After the COVID-19 pandemic halted many asylum procedures throughout Europe, fresh technologies have become reviving these types of systems. From lie detection tools analyzed at the line to a program for verifying documents and transcribes interviews, a wide range of technology is being included in asylum applications. This article is exploring how these technologies have reshaped the ways asylum procedures will be conducted. It reveals how asylum seekers happen to be transformed into obligated hindered techno-users: They are asked to comply with a series of techno-bureaucratic steps and to keep up with unstable tiny changes in criteria and deadlines. This obstructs the capacity to navigate these systems and to follow their right for safeguard.

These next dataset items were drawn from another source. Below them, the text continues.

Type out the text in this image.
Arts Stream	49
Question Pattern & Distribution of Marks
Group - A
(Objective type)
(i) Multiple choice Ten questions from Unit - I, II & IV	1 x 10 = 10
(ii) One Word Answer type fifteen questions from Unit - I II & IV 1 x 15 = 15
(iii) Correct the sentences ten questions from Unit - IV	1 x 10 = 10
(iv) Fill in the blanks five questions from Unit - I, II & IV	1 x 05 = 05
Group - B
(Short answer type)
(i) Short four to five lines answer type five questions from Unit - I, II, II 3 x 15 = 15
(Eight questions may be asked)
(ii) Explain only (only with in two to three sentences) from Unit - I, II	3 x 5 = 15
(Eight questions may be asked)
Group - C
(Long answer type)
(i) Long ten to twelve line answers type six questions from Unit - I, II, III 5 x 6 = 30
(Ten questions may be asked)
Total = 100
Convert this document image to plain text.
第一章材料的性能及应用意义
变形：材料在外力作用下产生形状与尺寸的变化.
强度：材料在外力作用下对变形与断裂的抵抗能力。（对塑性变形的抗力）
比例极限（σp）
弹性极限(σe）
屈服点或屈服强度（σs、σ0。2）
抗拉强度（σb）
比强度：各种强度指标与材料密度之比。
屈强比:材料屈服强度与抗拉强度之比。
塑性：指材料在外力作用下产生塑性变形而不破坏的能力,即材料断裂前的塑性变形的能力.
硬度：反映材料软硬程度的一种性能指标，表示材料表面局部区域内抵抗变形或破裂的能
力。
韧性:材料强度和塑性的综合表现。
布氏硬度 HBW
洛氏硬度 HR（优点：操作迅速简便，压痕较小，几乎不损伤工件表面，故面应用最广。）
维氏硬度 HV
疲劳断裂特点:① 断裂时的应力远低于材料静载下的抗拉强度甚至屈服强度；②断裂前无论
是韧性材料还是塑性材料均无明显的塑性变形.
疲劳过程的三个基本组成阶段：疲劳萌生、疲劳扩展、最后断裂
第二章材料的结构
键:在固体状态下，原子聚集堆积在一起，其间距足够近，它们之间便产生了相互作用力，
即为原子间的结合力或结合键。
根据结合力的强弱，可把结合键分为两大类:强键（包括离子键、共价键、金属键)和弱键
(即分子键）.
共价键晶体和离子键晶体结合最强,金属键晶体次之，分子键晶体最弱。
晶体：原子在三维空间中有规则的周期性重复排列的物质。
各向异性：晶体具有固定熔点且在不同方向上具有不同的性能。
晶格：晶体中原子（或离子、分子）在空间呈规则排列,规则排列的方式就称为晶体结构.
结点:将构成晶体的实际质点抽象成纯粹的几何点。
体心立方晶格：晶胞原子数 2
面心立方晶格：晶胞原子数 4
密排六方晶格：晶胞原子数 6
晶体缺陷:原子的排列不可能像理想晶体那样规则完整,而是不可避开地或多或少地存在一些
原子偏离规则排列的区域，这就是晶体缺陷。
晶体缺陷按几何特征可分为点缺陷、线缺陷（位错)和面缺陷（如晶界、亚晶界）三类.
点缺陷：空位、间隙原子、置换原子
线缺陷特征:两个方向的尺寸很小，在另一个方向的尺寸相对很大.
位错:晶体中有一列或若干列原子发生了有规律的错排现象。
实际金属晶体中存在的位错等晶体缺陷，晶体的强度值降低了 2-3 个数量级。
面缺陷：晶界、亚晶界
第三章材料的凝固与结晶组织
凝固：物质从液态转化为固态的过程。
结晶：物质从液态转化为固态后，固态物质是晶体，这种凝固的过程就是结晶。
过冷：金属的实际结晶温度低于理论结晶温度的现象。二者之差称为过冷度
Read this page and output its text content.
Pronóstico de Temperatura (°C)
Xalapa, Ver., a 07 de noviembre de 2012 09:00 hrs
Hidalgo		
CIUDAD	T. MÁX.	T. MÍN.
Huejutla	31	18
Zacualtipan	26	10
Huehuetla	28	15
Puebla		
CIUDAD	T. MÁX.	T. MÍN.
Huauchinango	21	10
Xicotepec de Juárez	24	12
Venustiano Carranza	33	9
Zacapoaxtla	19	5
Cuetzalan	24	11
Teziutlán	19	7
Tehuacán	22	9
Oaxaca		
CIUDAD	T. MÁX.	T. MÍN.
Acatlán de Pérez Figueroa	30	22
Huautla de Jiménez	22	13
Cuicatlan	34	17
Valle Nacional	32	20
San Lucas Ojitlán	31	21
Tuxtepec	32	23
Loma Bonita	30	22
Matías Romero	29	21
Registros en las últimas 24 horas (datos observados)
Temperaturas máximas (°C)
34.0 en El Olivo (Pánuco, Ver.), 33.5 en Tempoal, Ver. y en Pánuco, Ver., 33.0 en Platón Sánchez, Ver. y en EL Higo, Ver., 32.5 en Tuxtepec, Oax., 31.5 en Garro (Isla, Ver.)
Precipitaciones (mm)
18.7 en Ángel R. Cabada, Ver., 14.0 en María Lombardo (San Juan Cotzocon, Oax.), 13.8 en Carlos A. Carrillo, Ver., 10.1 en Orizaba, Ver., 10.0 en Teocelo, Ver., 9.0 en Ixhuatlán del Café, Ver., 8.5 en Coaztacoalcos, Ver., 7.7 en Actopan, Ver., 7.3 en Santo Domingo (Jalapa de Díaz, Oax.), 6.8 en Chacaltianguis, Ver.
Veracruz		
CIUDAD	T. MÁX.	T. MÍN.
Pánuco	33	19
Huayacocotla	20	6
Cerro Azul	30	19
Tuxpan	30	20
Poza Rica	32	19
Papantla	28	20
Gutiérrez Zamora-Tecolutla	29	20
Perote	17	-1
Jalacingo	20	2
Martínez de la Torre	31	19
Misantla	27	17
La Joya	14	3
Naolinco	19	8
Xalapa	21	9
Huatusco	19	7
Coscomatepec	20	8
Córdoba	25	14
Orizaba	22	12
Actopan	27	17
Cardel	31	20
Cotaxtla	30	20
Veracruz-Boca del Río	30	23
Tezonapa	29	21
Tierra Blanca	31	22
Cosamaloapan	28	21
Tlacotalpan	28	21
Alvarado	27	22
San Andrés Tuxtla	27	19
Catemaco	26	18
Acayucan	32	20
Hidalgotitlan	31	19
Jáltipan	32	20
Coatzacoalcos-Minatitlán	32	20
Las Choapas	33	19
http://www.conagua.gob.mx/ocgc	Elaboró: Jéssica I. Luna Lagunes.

It also demonstrates how these types of technologies are embedded in refugee governance: They assist in the ‘circuits of financial-humanitarianism’ that function through a flutter of dispersed technological requirements. These requirements increase asylum seekers’ socio-legal precarity by hindering all of them from opening the channels of proper protection. It further argues that analyses of securitization and victimization should be along with an insight in the disciplinary mechanisms of these technologies, through which migrants will be turned into data-generating subjects who all are self-disciplined by their dependence on technology.
Drawing on Foucault’s notion of power/knowledge and comarcal knowledge, the article argues that these solutions have an natural obstructiveness. There is a double result: whilst they assist with expedite the asylum method, they also make it difficult pertaining to refugees to navigate these kinds of systems. They are positioned in a ‘knowledge deficit’ that makes all of them vulnerable to illegitimate decisions manufactured by non-governmental actors, and hop over to this website ill-informed and unreliable narratives about their conditions. Moreover, they pose new risks of’machine mistakes’ which may result in erroneous or discriminatory outcomes.